Personally I don't like or trust magnets but that is a personal thing. I am a "nut and bilt or latch man myself. i.e mechanical connections.

Geoff S04/12/2020 14:26:31
4046 forum posts
68 photos

It looks as though you have access to the back of the firewall when the battery hatch is removed. What I've done a couple of times is to make the back of the cowl and drill through it and the firewall (before shaping it accurately) and then fitting dowels to locate it and with a through bolt (accessed from the battery box behind the firewall) into a captive nut in the cowl back to hold it. Then build a cowl on the part you've already made. In my case it was to fit a glassfibre cowl but there's no reason it wouldn't work witha built-up one.

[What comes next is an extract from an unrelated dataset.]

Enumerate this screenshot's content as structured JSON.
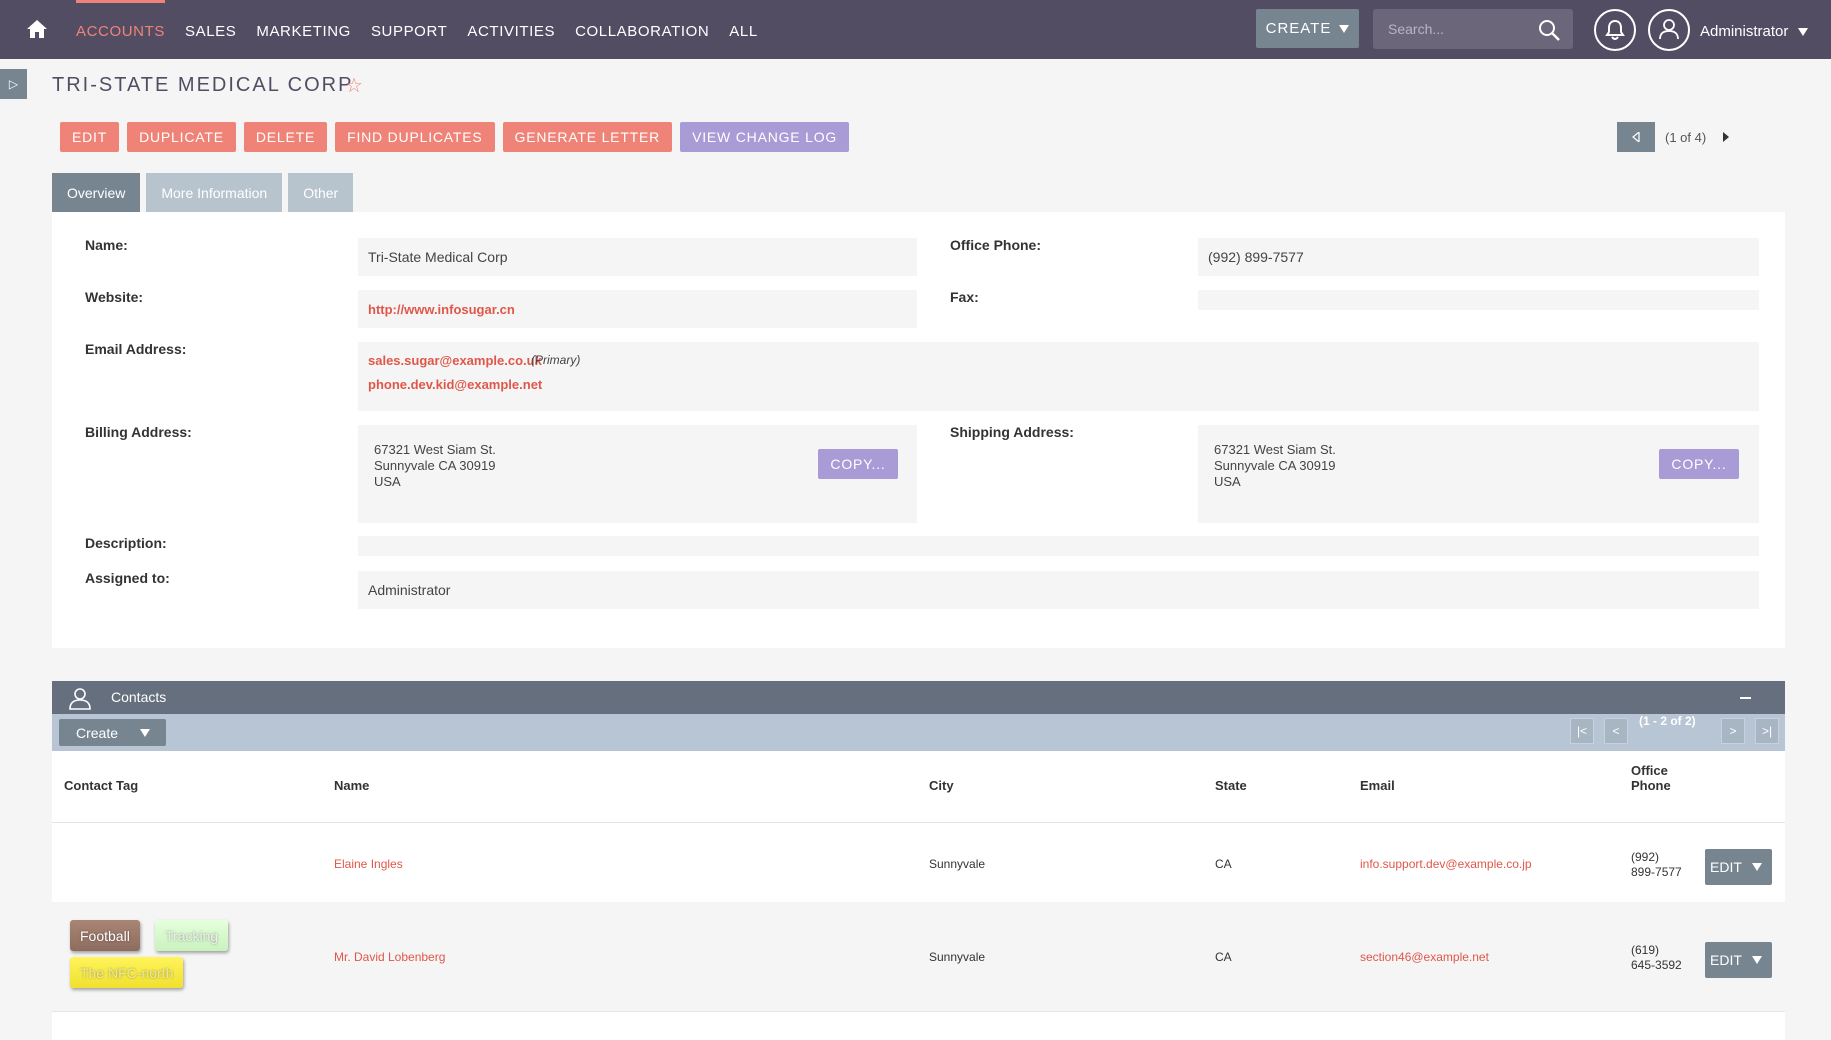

There's also the more drastic step of not bothering to make the cowl removeable. Once it's all connected up, provided you can access the esc/motor connections, there will hopefully be no need to get at the motor itself. Brushless motors are generally very reliable and don't need tweaking like a glow engine sometimes does, so you can seal it up with a degree of confidence. The only part of an electric drive train that's likely to fail is the esc and you can make that accessible.

Geoff

Fun Flyer04/12/2020 15:20:06
366 forum posts
59 photos

I would always use nuts & bolts or screws on an IC model but magnets seem to work on electrics.
I use magnet to magnet, i.e. one in the firewall mating with one in the cowl secured with lots of epoxy.

Its well known that anything that's designed not to be removable will need to be removed sooner rather than later!